One secret to tradeshow success is your ability to qualify prospects on the tradeshow floor. Here's why:
- Not all visitors will ever be in a position to buy from you or refer you business. There is no point in spending time on unproductive conversations.
- Mere contact names are no more valuable than a mailing list. Contacts and inquiries must be converted to qualified leads before they will convert to sales revenue.
- If you don't qualify the contact on the tradeshow floor, you will have to invest in follow-up qualification after the event.
Setting Qualification Criteria
It is marketing's job to provide qualified leads to sales. Sales then works the leads until they convert to revenue—or are declared otherwise "closed." This division of labor increases the productivity of a highly skilled and expensive sales force by ensuring that salespeople spend the bulk of their time in front of qualified prospects.
But the system only works if...
- Sales and marketing agree on the definition of qualified.
- Marketing never, ever, hands an unqualified lead over to the sales force.
These rules hold true for contacts and inquiries from all marketing channels. But tradeshow leads have developed a particularly bad reputation among sales teams. As evidence, look no farther than the notorious fish bowl.
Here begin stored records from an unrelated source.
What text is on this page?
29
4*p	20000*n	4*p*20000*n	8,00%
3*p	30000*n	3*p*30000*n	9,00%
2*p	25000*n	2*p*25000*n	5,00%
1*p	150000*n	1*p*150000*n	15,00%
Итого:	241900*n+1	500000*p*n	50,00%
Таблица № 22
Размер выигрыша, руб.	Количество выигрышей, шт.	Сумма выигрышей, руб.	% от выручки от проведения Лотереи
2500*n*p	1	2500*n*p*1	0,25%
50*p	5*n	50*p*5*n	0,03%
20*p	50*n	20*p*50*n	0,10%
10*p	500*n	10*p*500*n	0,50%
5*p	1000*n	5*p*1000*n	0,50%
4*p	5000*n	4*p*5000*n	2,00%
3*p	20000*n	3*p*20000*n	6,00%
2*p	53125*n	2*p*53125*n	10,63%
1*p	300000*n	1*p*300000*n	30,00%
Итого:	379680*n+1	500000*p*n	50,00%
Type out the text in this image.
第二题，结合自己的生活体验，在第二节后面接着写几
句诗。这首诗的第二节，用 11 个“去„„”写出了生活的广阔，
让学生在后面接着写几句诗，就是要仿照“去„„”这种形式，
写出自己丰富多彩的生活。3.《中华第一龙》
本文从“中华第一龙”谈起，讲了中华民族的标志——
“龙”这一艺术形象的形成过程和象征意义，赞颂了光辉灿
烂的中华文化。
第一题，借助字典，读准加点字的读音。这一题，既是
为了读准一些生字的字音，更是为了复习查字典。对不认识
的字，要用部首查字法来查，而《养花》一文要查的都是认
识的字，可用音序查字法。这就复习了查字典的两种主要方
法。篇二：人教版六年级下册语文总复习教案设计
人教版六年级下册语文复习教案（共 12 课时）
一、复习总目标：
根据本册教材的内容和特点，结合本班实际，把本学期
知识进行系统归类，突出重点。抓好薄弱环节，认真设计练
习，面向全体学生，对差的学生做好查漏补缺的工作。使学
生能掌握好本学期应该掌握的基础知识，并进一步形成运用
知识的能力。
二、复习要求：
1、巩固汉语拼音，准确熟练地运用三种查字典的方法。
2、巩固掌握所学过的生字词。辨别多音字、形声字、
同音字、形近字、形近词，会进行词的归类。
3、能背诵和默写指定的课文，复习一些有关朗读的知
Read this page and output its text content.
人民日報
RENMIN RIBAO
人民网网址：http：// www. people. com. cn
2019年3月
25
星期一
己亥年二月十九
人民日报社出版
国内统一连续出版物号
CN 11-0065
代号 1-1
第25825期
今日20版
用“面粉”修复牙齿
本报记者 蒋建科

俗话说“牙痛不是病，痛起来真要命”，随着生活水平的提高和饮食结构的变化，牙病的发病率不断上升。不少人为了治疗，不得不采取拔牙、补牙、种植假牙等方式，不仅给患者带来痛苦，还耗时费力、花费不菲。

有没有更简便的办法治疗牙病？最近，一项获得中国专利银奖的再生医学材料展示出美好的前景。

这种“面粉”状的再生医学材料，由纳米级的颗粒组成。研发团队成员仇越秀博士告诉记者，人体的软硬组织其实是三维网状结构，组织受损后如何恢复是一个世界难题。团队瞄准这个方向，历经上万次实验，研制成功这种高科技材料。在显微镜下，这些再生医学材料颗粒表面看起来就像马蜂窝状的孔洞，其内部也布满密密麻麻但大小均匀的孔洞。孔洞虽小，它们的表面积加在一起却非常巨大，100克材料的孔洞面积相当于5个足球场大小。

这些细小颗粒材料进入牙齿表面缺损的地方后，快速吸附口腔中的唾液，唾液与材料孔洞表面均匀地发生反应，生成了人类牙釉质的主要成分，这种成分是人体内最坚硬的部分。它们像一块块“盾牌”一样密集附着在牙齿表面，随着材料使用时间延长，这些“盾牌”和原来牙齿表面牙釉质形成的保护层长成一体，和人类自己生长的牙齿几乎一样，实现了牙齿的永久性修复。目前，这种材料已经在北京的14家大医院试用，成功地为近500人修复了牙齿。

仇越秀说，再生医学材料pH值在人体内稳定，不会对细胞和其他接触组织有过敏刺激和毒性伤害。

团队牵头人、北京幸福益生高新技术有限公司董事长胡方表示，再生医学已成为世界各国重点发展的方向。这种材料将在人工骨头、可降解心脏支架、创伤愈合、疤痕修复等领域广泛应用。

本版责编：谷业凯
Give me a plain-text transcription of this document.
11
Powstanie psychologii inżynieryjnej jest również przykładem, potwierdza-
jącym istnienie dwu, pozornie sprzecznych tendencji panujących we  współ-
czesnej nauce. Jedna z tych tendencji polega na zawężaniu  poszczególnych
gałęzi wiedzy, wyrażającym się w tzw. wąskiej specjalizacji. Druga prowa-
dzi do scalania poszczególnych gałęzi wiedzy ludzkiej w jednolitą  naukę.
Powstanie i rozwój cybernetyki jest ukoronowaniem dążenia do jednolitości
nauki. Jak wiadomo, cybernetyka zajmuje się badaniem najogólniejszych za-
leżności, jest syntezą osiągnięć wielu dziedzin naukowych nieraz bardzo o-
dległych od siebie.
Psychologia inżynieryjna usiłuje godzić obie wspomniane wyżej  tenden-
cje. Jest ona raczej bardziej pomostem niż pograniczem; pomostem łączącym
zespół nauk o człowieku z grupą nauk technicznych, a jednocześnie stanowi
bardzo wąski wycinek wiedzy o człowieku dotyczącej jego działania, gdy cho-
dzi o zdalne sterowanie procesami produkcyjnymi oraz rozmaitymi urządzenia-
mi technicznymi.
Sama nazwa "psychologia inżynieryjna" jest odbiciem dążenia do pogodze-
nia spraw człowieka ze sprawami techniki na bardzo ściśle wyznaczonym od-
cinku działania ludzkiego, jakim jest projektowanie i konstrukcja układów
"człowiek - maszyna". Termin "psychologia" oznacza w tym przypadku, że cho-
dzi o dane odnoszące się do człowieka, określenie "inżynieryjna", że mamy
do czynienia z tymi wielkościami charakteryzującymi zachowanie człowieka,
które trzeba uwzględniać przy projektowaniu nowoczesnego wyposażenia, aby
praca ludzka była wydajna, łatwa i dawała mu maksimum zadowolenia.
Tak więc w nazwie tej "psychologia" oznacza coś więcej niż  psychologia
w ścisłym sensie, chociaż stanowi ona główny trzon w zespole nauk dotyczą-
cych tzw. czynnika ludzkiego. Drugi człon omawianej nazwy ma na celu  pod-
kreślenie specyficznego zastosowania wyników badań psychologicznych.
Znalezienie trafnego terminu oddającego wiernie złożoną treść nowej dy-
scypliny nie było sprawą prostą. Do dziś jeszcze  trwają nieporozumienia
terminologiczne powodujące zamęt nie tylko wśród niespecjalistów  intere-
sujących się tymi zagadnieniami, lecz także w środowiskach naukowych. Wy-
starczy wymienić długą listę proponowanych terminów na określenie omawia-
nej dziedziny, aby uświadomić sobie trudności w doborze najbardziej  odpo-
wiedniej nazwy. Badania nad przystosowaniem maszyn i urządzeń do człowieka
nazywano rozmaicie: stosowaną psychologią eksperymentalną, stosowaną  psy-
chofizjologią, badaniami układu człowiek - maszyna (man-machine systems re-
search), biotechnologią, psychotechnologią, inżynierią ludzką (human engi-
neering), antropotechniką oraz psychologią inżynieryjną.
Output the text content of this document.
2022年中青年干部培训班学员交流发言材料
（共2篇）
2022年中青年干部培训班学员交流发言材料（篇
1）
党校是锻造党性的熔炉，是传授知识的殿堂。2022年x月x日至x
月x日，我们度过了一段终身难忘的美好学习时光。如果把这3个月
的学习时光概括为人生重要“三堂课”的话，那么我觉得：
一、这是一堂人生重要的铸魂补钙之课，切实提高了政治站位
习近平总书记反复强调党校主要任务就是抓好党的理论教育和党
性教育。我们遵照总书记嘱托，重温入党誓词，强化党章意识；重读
For years, exhibitor managers have been deluded into thinking that their objective was simply to grab business cards and names. But focusing on quantity over quality is, in fact, the kiss of death for a tradeshow program.
Qualification Categories
So how do you develop qualification criteria? At a tradeshow, the meaning of "qualified" differs somewhat from its traditional context in campaign-oriented lead qualification. In that world, you are trying to ensure that the prospect is ready to see a salesperson—according to a very tight set of criteria.
In the case of a business event, however, all you are trying to do is separate the wheat from the chaff. You want to eliminate visitors with whom you can never do business. So you might screen out students, spouses, or hangers-on.
But you want to begin a relationship with any prospect who might eventually become a buyer, influencer, or specifier—or those who might be a good source of referrals, in their own companies or elsewhere. So, your booth-level qualification criteria are likely to be fairly broad.